Nearly 20 years later, there is still no album like it. So many of the songs on It’s Dark and Hell Is Hot document violent crimes and the flood of emotions they induce. They move swiftly, jerking around corners and through alleyways, simulating a rising heart rate and a racing mind. His peers were shooting stills, but X was dealing in savage action sequences (“ATF”) and the shadows they cast (“Let Me Fly,” “X-Is Coming”). Everything about the music—from the harshness of his voice, to the murkiness of his beats, to the bruising nature of his flows—was in service of a supreme hardness. In ‘98, the biggest MCs on the New York scene were narrators using radically different sounds to tell their stories. Busta erupted with pure energy. Big Pun enchanted with an effortless fluidity. As Wu-Tang swarmed, Tribe was in the midst of their love movement. Black Star were a conscious voice for hood theorists. Jay Z brought business acumen to the drug trade. All were reporting live, sharing their powerful perspectives from different city blocks.

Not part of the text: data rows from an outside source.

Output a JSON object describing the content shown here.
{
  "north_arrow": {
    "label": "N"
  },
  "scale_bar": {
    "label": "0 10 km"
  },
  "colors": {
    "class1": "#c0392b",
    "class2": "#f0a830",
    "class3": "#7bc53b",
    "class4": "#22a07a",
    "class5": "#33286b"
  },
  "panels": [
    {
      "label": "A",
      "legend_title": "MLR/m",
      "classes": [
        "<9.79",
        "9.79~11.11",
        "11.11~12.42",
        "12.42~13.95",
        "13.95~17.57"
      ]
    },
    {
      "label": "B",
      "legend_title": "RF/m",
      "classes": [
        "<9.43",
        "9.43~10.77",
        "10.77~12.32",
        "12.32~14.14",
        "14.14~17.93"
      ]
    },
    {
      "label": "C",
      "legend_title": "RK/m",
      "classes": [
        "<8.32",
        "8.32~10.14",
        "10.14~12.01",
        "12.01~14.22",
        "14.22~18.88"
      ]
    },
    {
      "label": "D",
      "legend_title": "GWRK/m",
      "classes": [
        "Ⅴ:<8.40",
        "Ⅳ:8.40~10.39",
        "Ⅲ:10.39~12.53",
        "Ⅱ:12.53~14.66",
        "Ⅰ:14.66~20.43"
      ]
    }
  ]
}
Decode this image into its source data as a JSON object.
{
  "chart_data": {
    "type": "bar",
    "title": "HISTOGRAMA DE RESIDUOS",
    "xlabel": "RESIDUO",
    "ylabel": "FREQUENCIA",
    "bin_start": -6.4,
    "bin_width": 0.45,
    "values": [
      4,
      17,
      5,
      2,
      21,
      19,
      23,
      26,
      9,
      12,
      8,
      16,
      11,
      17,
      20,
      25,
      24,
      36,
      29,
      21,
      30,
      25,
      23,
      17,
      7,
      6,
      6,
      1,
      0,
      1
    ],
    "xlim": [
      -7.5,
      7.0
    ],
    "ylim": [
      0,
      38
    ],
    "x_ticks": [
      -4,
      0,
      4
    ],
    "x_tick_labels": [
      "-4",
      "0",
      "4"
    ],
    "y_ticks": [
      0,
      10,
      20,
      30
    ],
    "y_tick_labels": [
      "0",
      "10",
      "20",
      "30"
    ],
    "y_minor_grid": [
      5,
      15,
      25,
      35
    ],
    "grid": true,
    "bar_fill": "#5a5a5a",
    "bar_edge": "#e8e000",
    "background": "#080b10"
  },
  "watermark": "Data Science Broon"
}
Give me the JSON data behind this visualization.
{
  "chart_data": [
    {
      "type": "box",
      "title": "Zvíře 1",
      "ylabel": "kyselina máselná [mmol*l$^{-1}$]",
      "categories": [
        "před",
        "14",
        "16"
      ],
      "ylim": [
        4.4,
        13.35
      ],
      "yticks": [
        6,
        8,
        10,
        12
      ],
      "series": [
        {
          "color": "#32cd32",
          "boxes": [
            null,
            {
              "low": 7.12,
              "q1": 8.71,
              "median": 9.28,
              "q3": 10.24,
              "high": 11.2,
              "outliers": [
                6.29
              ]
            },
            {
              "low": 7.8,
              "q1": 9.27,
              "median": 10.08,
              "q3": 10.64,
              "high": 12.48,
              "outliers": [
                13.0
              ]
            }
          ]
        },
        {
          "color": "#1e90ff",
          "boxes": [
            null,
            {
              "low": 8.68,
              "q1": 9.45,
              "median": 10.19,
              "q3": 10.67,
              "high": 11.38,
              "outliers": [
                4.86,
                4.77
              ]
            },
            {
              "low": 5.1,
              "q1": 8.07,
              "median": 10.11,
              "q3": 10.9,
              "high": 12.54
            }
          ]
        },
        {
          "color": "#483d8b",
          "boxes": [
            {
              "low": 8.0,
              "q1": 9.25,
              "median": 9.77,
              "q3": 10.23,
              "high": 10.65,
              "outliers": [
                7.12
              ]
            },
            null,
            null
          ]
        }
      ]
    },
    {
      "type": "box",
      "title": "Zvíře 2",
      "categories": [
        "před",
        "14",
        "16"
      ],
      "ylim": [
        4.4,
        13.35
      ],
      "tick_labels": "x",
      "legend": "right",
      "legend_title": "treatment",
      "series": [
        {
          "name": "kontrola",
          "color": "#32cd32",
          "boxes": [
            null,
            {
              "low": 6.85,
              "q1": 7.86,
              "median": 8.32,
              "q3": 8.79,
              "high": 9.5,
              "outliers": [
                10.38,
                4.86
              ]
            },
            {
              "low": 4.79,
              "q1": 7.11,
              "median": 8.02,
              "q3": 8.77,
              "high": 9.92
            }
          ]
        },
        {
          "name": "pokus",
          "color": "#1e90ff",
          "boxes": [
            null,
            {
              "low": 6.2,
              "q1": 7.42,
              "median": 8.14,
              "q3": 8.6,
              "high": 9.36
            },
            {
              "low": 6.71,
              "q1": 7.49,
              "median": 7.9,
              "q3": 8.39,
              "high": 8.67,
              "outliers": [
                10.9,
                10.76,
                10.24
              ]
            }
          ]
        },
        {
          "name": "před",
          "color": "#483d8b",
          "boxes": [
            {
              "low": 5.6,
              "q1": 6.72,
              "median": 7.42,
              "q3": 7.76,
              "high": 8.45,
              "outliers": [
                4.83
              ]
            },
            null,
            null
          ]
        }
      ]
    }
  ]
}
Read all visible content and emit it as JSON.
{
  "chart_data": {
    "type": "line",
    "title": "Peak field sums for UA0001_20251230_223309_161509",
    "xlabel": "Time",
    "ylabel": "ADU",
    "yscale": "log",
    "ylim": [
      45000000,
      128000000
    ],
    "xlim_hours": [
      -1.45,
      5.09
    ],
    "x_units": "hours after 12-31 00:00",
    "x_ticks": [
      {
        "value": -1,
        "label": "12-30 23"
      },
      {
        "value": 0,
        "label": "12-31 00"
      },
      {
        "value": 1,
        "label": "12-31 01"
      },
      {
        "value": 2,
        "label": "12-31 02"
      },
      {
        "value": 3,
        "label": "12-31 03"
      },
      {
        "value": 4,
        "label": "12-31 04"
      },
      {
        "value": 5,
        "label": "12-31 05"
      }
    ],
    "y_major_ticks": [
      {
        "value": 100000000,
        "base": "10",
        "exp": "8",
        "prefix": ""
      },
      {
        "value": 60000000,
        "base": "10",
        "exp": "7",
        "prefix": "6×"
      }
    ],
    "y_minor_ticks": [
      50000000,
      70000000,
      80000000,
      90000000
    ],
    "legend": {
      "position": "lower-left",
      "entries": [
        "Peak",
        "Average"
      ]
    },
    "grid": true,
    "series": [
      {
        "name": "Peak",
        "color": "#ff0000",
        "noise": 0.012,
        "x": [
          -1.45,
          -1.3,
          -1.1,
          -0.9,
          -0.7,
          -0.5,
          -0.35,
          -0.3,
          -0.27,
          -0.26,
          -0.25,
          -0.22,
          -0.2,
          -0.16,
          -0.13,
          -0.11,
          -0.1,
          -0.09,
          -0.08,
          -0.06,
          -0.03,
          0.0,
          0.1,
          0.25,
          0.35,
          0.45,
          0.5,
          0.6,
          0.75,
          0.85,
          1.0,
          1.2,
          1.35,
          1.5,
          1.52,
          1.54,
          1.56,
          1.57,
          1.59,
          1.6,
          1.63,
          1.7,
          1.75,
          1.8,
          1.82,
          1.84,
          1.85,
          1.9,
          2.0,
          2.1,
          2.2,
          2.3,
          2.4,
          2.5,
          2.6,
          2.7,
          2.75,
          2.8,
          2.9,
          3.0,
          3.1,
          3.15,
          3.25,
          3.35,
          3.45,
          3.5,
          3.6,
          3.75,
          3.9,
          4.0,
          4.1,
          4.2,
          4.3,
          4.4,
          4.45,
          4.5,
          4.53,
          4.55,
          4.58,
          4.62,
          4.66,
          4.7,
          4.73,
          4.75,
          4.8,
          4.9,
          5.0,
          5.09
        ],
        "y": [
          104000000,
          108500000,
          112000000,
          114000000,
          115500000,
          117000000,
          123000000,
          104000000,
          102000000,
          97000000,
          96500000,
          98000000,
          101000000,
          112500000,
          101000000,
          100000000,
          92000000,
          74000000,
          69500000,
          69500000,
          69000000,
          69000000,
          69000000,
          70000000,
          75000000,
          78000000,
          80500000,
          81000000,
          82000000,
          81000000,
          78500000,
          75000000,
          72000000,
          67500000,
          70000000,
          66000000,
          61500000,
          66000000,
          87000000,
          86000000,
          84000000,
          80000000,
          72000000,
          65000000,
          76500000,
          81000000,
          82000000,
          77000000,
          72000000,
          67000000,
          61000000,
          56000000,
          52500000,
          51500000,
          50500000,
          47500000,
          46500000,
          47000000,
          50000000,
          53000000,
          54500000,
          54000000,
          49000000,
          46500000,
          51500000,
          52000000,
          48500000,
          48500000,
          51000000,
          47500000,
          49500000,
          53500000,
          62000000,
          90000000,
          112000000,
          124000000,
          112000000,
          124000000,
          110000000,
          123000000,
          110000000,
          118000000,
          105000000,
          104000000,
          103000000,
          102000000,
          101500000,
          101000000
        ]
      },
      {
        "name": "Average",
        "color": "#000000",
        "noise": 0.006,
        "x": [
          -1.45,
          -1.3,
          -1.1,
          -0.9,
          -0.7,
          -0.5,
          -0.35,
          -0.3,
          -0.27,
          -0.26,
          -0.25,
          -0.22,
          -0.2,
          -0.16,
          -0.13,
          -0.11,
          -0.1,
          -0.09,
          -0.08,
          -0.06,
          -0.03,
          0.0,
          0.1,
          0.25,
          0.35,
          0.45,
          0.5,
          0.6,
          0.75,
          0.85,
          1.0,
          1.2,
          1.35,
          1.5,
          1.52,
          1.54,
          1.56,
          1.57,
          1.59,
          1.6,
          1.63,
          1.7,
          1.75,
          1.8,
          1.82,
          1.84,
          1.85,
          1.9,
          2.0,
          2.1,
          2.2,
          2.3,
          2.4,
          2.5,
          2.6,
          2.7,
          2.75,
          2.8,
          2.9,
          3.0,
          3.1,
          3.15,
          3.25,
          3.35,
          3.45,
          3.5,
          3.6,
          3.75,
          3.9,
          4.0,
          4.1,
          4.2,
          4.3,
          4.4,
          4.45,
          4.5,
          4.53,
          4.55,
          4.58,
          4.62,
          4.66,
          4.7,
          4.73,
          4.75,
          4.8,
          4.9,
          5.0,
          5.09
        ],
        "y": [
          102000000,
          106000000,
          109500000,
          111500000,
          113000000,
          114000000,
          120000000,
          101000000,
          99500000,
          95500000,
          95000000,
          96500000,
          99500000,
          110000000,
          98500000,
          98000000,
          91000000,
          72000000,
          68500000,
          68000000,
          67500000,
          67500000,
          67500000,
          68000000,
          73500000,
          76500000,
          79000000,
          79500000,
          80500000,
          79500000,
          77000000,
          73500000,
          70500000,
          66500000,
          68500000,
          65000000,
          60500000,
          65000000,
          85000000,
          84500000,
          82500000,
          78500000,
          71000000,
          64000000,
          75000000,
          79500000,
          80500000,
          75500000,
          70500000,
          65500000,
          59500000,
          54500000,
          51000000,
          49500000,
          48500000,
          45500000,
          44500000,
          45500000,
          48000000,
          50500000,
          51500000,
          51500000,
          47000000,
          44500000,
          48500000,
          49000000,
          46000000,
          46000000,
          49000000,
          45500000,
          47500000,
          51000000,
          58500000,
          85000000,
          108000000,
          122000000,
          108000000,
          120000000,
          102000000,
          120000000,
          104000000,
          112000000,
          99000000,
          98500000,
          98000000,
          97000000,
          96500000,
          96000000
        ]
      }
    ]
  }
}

But DMX wasn’t a rapper in the trenches; he was a messiah in the gutter, painting a portrait of a community laid desolate by corruption, and the sociopaths its conditions were breeding. He was the voice of the street corners and the graveyards, telling stories of the lost and the damned. From on high, he demanded empathy for man, who were cold to murder and unapologetic for their crimes because he knew it’s hard to be good in a world this broken. “There’s a difference between doing wrong and being wrong, and that ain’t right,” he says on “Let Me Fly.” He breaks the moral compass, then drags you into the abyss.